The lawsuit, filed in Contra Costa County Superior Court, listed the following accusations: equitable relief, battery, negligence, negligence per se, private nuisance, trespass, strict liability for ultra-hazardous activity, unfair business practices, and intentional infliction of emotional distress.
Richmond residents were there supporting Burris and his legal crew, too. Charles H. Simmons, who has lived in North Richmond for more than two years, described last Monday's blaze, when a vapor leak caused diesel-like gas to spark a fire at Chevron's Crude Unit No. 4, as hell on Earth.

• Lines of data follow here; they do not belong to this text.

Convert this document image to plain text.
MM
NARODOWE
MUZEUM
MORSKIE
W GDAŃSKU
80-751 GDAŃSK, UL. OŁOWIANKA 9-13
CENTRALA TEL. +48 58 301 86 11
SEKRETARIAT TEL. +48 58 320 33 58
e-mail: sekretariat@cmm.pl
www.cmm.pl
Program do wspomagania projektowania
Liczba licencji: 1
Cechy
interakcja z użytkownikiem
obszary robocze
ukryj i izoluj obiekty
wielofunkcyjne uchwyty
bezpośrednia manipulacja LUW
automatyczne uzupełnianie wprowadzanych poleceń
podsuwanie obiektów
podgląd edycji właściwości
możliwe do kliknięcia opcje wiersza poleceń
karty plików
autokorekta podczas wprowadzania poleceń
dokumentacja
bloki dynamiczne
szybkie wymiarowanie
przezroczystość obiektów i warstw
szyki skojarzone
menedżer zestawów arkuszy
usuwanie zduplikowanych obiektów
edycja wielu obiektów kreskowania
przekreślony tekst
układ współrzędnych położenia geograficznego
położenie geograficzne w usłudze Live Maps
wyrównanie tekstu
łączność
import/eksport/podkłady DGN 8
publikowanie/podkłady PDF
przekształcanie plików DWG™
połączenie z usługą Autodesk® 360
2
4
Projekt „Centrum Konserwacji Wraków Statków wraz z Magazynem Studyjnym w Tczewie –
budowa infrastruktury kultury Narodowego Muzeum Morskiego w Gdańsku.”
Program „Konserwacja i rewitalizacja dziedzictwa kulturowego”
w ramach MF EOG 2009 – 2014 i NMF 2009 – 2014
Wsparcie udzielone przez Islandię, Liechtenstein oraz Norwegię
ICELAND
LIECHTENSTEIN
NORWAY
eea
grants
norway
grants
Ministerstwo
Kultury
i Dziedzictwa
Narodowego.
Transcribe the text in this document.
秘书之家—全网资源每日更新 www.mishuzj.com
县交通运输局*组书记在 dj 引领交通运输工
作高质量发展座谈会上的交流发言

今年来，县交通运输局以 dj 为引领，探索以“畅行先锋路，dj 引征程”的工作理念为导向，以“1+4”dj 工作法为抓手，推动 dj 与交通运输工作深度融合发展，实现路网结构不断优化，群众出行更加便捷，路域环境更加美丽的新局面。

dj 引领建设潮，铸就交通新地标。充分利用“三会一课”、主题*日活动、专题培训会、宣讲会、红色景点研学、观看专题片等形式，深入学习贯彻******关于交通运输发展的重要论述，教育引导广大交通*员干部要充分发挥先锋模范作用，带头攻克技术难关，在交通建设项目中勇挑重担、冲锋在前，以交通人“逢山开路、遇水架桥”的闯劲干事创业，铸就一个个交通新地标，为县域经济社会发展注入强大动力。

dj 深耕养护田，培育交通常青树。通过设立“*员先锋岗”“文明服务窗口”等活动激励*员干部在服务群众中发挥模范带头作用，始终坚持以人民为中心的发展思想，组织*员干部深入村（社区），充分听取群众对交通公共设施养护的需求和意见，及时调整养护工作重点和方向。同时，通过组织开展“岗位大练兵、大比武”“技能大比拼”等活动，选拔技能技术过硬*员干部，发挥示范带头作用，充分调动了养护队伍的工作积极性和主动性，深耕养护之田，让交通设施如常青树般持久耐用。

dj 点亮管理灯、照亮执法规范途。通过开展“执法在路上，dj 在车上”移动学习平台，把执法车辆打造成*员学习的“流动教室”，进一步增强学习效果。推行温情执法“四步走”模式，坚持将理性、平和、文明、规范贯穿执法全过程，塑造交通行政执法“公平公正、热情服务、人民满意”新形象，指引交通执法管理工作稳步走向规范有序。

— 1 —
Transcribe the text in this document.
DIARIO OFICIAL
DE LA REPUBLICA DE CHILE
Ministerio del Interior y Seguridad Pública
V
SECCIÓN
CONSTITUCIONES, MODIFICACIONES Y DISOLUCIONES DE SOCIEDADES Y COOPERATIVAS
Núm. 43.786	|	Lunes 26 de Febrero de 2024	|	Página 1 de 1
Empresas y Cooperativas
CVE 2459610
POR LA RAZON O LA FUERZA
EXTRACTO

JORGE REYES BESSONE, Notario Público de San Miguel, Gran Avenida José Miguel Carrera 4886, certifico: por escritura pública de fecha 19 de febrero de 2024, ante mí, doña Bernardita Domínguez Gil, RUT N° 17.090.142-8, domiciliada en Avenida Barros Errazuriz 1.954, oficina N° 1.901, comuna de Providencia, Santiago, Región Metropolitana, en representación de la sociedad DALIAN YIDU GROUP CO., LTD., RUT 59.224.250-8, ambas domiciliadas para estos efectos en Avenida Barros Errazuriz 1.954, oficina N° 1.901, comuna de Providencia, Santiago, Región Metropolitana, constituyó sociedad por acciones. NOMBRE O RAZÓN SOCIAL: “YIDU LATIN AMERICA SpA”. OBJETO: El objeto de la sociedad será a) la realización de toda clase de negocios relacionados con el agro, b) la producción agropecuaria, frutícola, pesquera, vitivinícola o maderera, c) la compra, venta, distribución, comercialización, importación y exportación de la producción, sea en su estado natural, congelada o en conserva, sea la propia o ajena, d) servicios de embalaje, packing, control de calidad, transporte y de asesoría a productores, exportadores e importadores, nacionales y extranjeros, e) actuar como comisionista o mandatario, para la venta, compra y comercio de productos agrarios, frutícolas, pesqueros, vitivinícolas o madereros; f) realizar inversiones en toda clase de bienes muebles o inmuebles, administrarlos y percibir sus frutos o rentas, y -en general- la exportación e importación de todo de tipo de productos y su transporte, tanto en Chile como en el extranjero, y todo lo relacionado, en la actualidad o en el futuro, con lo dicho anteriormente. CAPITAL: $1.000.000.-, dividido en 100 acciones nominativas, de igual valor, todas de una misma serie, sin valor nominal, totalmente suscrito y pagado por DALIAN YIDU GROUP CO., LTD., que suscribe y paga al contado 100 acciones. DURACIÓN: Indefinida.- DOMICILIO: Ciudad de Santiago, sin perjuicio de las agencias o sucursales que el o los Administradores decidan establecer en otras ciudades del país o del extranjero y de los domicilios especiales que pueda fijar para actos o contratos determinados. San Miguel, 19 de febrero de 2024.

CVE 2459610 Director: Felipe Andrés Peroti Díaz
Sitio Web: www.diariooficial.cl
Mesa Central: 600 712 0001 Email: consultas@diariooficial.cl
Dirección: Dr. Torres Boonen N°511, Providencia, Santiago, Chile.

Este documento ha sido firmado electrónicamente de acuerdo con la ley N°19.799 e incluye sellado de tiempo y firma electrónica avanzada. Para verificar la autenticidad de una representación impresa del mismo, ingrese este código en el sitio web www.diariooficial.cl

"When I looked around I could see it going up, and when you held your hand out, you'd get a handful of it as it came down," he said. "It was raining -- one minute, you could see the sky, and 30 minutes later, you could not."
While Burris says he understands the importance of Chevron to the mostly low-income community -- and to the nation, he's drawing the line here, saying that Chevron isn't going to get another free pass.
Out of this lawsuit, Burris hopes that Chevron will "understand the gravity of its mistakes," he said. He hopes Chevron will put mechanisms and monitors in place that will minimize the likelihood that this kind destructive fire happens again.
"Years from now, society will look back and go, 'Oh my God! How did we allow ultra-hazardous activities to be next to populations with hundreds of thousands of people?'" attorney Matthew Kumin said. "At some point, these [questions] have to be confronted. Right now, this is not going to result in the closing of a plant, but hopefully we'll be able to get monitors and some accountability."
"At the end of the day, one has to say enough is enough. It has to stop," Burris said.